I'm trying to understand the proof of the Holditch's Theorem written by Arne Broman here. The proof of the generalization is really short and there is a single, important step that I don't get. In the words of the article, they use an "unusual" but legitimate operation of line integrals.
For context, they define $\alpha(t), \beta(t), \delta(t)$ the curves traced by the points $A,B$ and $D$ respectively. From their definitions, because the three points are in the same line with direction $\theta(t)$, we have two connections: $$\delta(t) = \alpha(t)+a(\cos(\theta(t)), \sin(\theta(t)))$$ $$\beta(t) = \delta(t)+b(\cos(\theta(t)), \sin(\theta(t)))$$ So the first step of the proof is just writing $\beta$ with this expression, which changes a line integral from $\beta$ to $\delta$, I understand that. Now, the second step claims that: $$\int_\delta (x+b\cos\theta)d(y+b\sin\theta) = \int_\delta x dy + b\int_\delta xd(\sin\theta)+b\int_\delta\cos \theta dy+b^2\int_\delta \cos\theta d(\sin\theta)$$
And I'm honestly really lost in this equality. It's like they're applying a distributive property with the integrand and the variable of integration, but I don't know what lets you do that. My intuition is that is just a consequence of the definition of the line integral, but right now I don't see it. Any help is appreciated.

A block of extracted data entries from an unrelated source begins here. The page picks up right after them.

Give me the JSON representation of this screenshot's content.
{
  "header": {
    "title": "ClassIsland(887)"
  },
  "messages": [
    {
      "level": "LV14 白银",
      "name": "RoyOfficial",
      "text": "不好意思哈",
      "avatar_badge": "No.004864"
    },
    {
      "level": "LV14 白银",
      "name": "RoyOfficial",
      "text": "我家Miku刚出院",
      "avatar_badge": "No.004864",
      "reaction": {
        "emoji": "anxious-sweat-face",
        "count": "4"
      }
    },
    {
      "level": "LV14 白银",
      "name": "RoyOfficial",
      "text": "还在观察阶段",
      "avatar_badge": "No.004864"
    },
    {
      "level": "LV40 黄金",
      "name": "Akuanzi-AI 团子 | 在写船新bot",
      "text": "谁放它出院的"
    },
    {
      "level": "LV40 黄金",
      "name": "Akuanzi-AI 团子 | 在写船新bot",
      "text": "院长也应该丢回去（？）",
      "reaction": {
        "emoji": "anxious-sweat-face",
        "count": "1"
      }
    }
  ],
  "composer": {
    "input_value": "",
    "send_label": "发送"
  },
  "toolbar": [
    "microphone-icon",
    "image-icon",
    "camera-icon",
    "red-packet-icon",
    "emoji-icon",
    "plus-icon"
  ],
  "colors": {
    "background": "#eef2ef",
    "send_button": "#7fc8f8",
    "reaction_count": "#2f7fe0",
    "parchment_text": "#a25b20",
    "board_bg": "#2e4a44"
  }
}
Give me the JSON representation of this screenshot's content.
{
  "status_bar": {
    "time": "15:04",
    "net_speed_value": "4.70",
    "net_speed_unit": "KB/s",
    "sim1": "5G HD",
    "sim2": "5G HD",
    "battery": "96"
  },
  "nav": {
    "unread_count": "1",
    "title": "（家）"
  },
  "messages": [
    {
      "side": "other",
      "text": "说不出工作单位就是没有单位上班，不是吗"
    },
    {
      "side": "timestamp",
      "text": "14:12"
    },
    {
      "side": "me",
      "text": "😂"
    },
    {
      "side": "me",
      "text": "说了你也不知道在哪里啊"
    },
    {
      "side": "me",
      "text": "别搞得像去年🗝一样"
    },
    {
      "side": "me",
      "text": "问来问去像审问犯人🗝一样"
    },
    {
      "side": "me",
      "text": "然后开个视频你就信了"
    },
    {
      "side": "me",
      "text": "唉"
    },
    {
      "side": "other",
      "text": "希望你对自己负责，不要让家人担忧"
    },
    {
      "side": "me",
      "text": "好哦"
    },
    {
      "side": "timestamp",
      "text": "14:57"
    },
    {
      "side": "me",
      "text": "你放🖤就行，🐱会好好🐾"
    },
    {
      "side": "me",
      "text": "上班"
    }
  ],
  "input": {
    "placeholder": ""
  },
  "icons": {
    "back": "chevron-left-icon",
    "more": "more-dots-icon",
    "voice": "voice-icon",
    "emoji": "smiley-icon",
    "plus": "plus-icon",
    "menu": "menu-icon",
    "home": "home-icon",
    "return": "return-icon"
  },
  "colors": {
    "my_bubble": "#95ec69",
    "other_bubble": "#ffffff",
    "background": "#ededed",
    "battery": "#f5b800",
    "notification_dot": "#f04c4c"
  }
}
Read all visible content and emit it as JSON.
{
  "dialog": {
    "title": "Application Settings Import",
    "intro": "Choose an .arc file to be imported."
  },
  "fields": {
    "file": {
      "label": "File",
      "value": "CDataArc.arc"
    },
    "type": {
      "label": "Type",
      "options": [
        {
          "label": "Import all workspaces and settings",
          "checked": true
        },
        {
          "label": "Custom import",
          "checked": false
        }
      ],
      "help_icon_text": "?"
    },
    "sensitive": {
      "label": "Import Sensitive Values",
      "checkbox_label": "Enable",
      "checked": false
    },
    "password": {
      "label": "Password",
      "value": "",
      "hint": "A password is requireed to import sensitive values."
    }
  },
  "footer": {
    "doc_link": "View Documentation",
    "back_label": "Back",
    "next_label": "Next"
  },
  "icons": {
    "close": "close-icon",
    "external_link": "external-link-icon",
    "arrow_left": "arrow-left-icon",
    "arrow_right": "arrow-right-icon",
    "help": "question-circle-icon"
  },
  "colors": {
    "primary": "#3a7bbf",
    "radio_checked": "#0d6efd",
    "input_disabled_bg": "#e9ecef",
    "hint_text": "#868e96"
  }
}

There's nothing unusual about the distributive property here. $d$ is linear, so $d(y+b\sin\theta) = dy + b\,d(\sin\theta)$. Now you just expand it out. You can plug in parametrizations and it will be the same: If $\delta$ is parametrized by $(x(t),y(t))$, $a\le t\le b$, then you end up with \begin{multline*} \int_a^b \big(x(t)+b\cos\theta(t)\big)\big(y'(t)+b\cos\theta(t)\theta'(t)\big)\,dt = \int_a^b \big(x(t)y'(t) +bx(t)\cos\theta(t)\theta'(t)+b\cos(\theta(t))y'(t) + b^2\cos^2\theta(t)\theta'(t)\big)\,dt, \end{multline*} and now you break it up into four integrals.